First, a history lesson. The Order of the White Eagle was established in 1705 by Augustus II the Strong, a man who understood that honours were the glue of empires. To reject such a prize is to spit on the very concept of alliance. But Zelensky, in his infinite wisdom, has chosen to play the aggrieved artiste. The cause? Poland, along with Hungary and Slovakia, decided to protect their farmers from a flood of cheap Ukrainian grain that was destabilising local markets. A reasonable measure, one would think. Yet the response from Kyiv was not negotiation but theatrical outrage. They filed a complaint with the World Trade Organisation. They summoned ambassadors. Now this: the return of a bauble that symbolised the gratitude of a nation.

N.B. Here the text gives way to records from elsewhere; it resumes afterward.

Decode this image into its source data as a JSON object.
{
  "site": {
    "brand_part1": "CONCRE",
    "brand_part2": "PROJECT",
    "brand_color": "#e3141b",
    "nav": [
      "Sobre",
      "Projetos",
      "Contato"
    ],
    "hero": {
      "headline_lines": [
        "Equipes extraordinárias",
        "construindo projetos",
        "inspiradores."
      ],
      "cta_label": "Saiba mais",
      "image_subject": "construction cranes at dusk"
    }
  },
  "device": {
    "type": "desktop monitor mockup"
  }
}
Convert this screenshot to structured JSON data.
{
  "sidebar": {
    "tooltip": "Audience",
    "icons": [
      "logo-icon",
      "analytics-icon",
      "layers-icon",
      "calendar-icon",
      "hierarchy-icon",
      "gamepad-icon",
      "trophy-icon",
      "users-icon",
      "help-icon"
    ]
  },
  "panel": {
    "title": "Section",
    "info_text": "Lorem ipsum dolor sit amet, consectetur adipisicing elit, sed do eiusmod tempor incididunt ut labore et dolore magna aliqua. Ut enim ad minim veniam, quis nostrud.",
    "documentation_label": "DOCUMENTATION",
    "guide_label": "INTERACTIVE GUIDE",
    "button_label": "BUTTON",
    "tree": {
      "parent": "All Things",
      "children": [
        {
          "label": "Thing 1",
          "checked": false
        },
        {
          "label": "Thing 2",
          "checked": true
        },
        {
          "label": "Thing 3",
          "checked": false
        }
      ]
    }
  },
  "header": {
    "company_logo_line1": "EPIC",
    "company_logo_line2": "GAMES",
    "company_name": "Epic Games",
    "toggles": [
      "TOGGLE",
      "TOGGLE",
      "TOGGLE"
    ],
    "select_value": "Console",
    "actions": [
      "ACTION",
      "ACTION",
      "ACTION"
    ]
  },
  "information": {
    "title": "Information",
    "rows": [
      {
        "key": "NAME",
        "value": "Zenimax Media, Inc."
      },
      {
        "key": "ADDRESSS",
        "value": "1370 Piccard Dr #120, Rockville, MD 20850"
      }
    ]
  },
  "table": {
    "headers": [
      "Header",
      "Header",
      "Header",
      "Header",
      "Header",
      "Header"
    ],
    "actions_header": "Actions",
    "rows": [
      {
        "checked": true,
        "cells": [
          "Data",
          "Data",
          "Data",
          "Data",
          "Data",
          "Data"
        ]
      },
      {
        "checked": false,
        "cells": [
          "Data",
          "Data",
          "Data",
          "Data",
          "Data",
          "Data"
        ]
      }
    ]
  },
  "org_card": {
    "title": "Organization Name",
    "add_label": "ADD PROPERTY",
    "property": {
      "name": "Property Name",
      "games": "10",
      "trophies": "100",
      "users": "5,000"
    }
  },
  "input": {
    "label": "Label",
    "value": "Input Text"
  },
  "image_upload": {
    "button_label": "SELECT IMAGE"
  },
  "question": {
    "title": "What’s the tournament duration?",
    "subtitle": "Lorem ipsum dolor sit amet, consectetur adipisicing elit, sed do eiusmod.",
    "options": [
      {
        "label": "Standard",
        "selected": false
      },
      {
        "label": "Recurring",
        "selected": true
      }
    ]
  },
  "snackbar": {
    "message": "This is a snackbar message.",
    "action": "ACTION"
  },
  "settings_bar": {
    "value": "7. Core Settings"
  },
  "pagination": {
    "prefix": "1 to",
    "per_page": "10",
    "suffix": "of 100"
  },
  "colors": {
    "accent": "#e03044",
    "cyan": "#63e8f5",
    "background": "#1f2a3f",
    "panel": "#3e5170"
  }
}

This is what happens when you treat diplomacy as performance art. Zelensky, for all his wartime heroism, has succumbed to the very narcissism that plagues Western leaders. He expects unconditional fealty, forgetting that nations, like people, have their own interests. Poland has been a steadfast ally, taking in millions of refugees and sending weapons. But no ally is a vassal. And when you treat them as such, you get this: a pointless squabble that only benefits Moscow.
But the rot runs deeper. The real story here is the intellectual bankruptcy of the West’s approach to Ukraine. For two years, we have treated this war as a morality play, a contest between good and evil. And it is, but it is also about logistics, economics, and the messy reality of national interest. By casting Zelensky as a saintly figure, we have infantilised him and his country. We have given him a blank cheque, and now we are surprised when he throws a tantrum over a bounced payment.
Compare this to the Victorian era. When Palmerston dispatched a gunboat, he did so with a clear-eyed understanding of power. He did not expect gratitude; he expected compliance. And when allies quarrelled, they did so in backrooms, not in front of the international press. Today, we have a Ukrainian president returning a medal in a fit of pique, and we are supposed to applaud his spine. Nonsense. This is weakness masquerading as strength.
The Poles, to their credit, have responded with measured dignity. President Duda said he would keep the order safe, waiting for a time when relations improve. This is how adults behave. But the damage is done. The narrative of a unified Western front now has a crack, and the Kremlin will be gleefully chipping away at it.
What is the lesson here? That alliances cannot survive on sentiment alone. They require a shared understanding of mutual benefit. Ukraine needs Poland more than Poland needs Ukraine, but no one in Kyiv seems to have grasped this. They have been seduced by their own press clippings. And Western leaders, so busy congratulating themselves on their moral superiority, have failed to remind them of reality.
So I say this to Zelensky: by all means, return the medal. But know that you are not just insulting Warsaw. You are insulting the very idea of solidarity. And in a world where empires rise and fall on such intangibles, that is a very dangerous game.